Request for feedback on API design

Mon Dec 13 15:19:27 EST 2010

Steven D'Aprano <steve+comp.lang.python at pearwood.info> writes:

> I am soliciting feedback regarding the API of my statistics module:
>
> http://code.google.com/p/pycalcstats/
>
>
> Specifically the following couple of issues:
>
> (1) Multivariate statistics such as covariance have two obvious APIs:
>
>     A pass the X and Y values as two separate iterable arguments, e.g.: 
>       cov([1, 2, 3], [4, 5, 6])
>
>     B pass the X and Y values as a single iterable of tuples, e.g.:
>       cov([(1, 4), (2, 5), (3, 6)]
>
> I currently support both APIs. Do people prefer one, or the other, or 
> both? If there is a clear preference for one over the other, I may drop 
> support for the other.
>

I don't have an informed opinion on this.

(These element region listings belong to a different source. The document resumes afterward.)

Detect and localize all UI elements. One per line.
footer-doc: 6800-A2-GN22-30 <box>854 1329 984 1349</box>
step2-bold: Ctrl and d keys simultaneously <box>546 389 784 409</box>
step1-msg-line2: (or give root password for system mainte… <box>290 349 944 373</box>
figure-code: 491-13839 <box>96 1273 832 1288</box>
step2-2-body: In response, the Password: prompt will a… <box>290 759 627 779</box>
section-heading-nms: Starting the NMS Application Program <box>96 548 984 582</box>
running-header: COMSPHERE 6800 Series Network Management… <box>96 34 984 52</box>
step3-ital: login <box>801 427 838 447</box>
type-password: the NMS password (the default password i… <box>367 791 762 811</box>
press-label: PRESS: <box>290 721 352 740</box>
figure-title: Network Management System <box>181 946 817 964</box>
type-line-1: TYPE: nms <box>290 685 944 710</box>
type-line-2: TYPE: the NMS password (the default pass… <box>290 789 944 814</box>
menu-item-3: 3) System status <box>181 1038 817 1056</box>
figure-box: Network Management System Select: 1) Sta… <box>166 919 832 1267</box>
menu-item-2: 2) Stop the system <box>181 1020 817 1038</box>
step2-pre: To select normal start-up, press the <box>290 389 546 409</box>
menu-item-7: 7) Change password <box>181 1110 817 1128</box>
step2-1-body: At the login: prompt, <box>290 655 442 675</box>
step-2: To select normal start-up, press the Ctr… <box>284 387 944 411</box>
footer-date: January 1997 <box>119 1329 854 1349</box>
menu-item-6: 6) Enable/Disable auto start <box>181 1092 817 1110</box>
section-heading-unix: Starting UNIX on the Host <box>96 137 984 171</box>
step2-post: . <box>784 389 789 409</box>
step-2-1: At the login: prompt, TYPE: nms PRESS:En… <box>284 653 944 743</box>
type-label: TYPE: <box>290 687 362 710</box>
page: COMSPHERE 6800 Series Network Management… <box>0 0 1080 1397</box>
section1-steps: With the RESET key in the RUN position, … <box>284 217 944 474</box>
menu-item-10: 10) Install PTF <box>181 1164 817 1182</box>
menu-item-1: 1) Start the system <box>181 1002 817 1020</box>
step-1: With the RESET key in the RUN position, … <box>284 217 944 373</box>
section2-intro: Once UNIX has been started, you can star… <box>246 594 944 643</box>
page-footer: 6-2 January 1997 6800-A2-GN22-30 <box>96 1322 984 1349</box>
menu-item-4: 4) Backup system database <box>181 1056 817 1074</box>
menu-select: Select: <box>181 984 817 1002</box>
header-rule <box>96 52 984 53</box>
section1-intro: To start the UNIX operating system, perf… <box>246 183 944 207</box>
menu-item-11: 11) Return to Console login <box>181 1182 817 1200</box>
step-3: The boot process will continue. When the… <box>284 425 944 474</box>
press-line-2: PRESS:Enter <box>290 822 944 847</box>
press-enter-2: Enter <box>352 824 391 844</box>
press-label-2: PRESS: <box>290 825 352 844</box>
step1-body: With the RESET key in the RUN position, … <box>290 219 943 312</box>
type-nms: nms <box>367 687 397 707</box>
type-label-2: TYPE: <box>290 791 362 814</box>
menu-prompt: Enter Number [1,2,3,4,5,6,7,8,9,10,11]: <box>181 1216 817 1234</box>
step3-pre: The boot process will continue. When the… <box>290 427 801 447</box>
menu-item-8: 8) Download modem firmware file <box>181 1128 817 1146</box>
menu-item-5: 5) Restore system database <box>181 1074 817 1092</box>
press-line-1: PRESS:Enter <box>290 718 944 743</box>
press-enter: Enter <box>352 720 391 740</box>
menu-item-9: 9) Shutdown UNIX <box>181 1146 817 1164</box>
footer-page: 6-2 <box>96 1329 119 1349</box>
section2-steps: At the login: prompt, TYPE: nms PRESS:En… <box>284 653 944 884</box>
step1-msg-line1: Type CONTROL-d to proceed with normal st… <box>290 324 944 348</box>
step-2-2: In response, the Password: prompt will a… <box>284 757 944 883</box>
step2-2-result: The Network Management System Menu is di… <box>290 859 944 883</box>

> (2) Statistics text books often give formulae in terms of sums and 
> differences such as
>
> Sxx = n*Σ(x**2) - (Σx)**2

Interestingly, your Sxx is closely related to the variance:

if x is a list of n numbers then

    Sxx == (n**2)*var(x)

And more generally if x and y have the same length n, then Sxy (*) is
related to the covariance

    Sxy == (n**2)*cov(x, y)

So if you have a variance and covariance function, it would be redundant
to include Sxx and Sxy.  Another argument against including Sxx & co is
that their definition is not universally agreed upon.  For example, I
have seen

    Sxx = Σ(x**2) - (Σx)**2/n

HTH

-- 
Arnaud

(*) Here I take Sxy to be  n*Σ(xy) - (Σx)(Σy), generalising from your
definition of Sxx.